Consumers are beginning to demand more environmentally friendly approaches from companies, but in the case of many fast fashion brands those approaches often don’t extend beyond buzzwords like “eco-friendly” and “green” without the supply chain transparency to back those claims up. Models like H&M’s Conscious line, which is made from various recycled materials, incites more skepticism from MacKinnon.

“I think that's the Kool-Aid that the millennial generation drank and might be waking up from at this point,” MacKinnon says. “The promise that we would have green consumerism, that we would be able to have more or less the same consumer lifestyle that we've always had, but with no environmental impacts—because we would green away all of those with recycling and circular economies and biodegradables and renewable power—I think we're starting to realise after 20 years of that message that it hasn't been delivering.”  

Thirty years’ worth of clothing

Anian’s Vancouver store, like its Victoria location, displays a metal cylinder filled to the brim with scrap fabric. “It’s just decorative, of course,” the employee says, but it serves as a visual “before” of an Anian garment. For the customer, it’s as simple as that: these shredded pieces of trash fabric are given a new life in the form of the fisherman sweater or the plaid button-up hanging on the racks adjacent. The circle of life, as they say.

But circular fashion economies, like Anian’s, can only take us so far when endless production and consumerism still drives the market.

“Circular economies can contribute to the reduction in consumption of resources,” MacKinnon says. “But if you're endlessly increasing the size of the circle, then you need to pour more and more resources into it. … There's a problem with the scale of consumption, not just with how things are made or what they're made of.”

Anian has become near-ubiquitous among a certain set of Victorians. Photo: James MacDonald / Capital Daily

If the world stopped producing new fibres now, both Long and King claim that there is enough textile waste in the world for circular economies to truly close the loop on garment production, at least for the foreseeable future. “Right now, there is enough textile waste for us to grow exponentially for the next 30 years and there would still be some textile waste still kickin’,” says Long, who has increased production as Anian expands, all while relying primarily on recycled materials. “Conservationism and capitalism don't have to go against each other.”

Conservationism and capitalism can co-exist when aggressive growth and profitability aren’t the only end goals. MacKinnon argues that businesses do not necessarily need to grow to stay profitable. Capitalistic greed, underlain by the push for profits by investors and shareholders, is “probably one of the things that would need to change if we wanted to shift towards an economy that was functional at a lower level of consumption,” says MacKinnon.

In the interim, how can brands that claim they are sustainable be held accountable? For King, it would be down to the consumer to demand complete supply chain transparency. But “it’s a very protective industry,” he says—brands don’t want to give away their secrets.

Long says he would not be able to share his entire supply chain for transparency. “For us we couldn't.

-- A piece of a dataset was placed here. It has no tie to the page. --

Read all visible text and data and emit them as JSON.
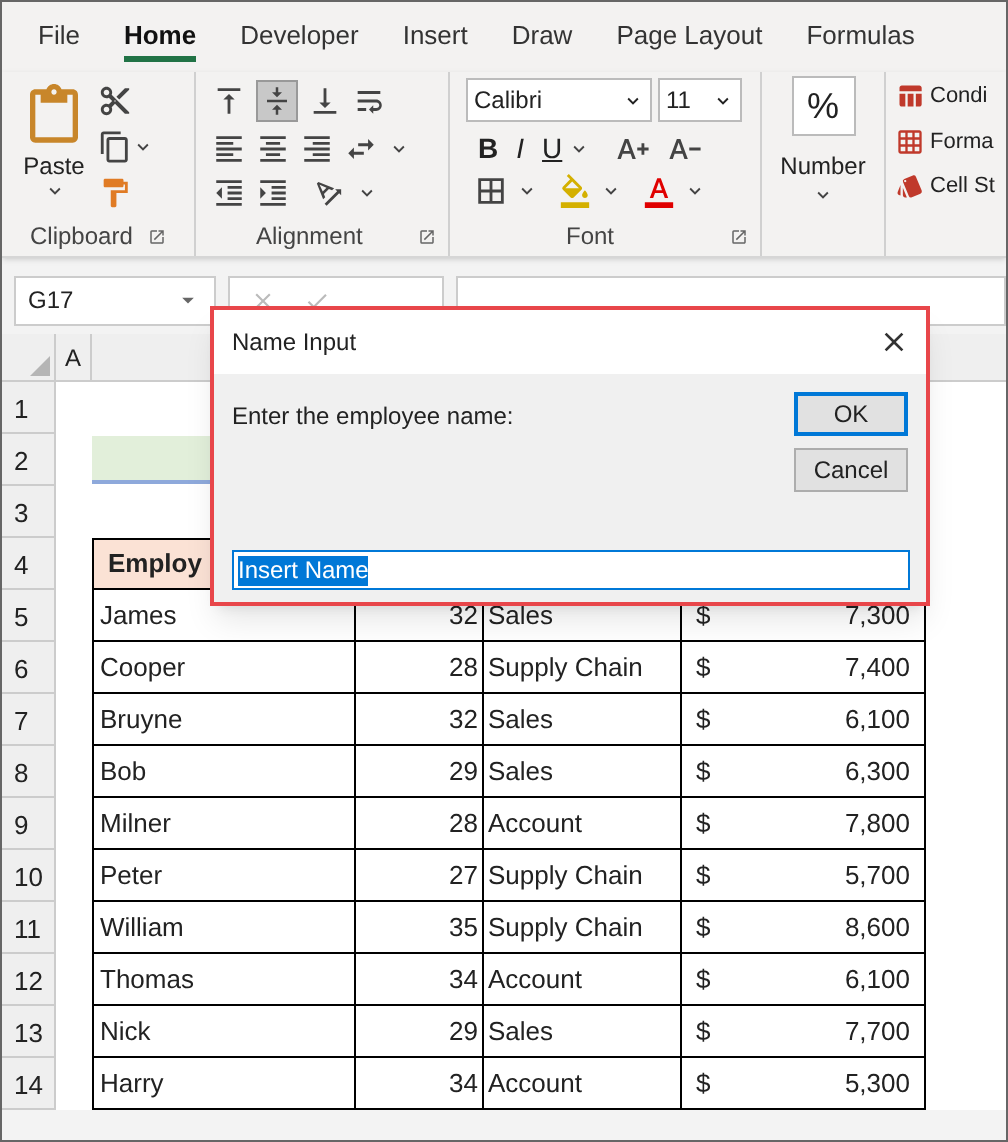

The intellectual property that I spent the last seven years developing, it's how we've carved out our corner of the market. And it's very much a catch 22,” he admits. “Radical transparency on paper is an amazing idea, but the implementation of that and the reality of it is unless every single person does it, and unless people don't come around and steal your ideas, you're opening yourself up for risk.”

Brands like Anian are ultimately just the underdogs, a well-intentioned drop in an ocean of billion dollar fast fashion corporations. Systemic change is seismic, collective, collaborative, and to many, an idealistic pursuit.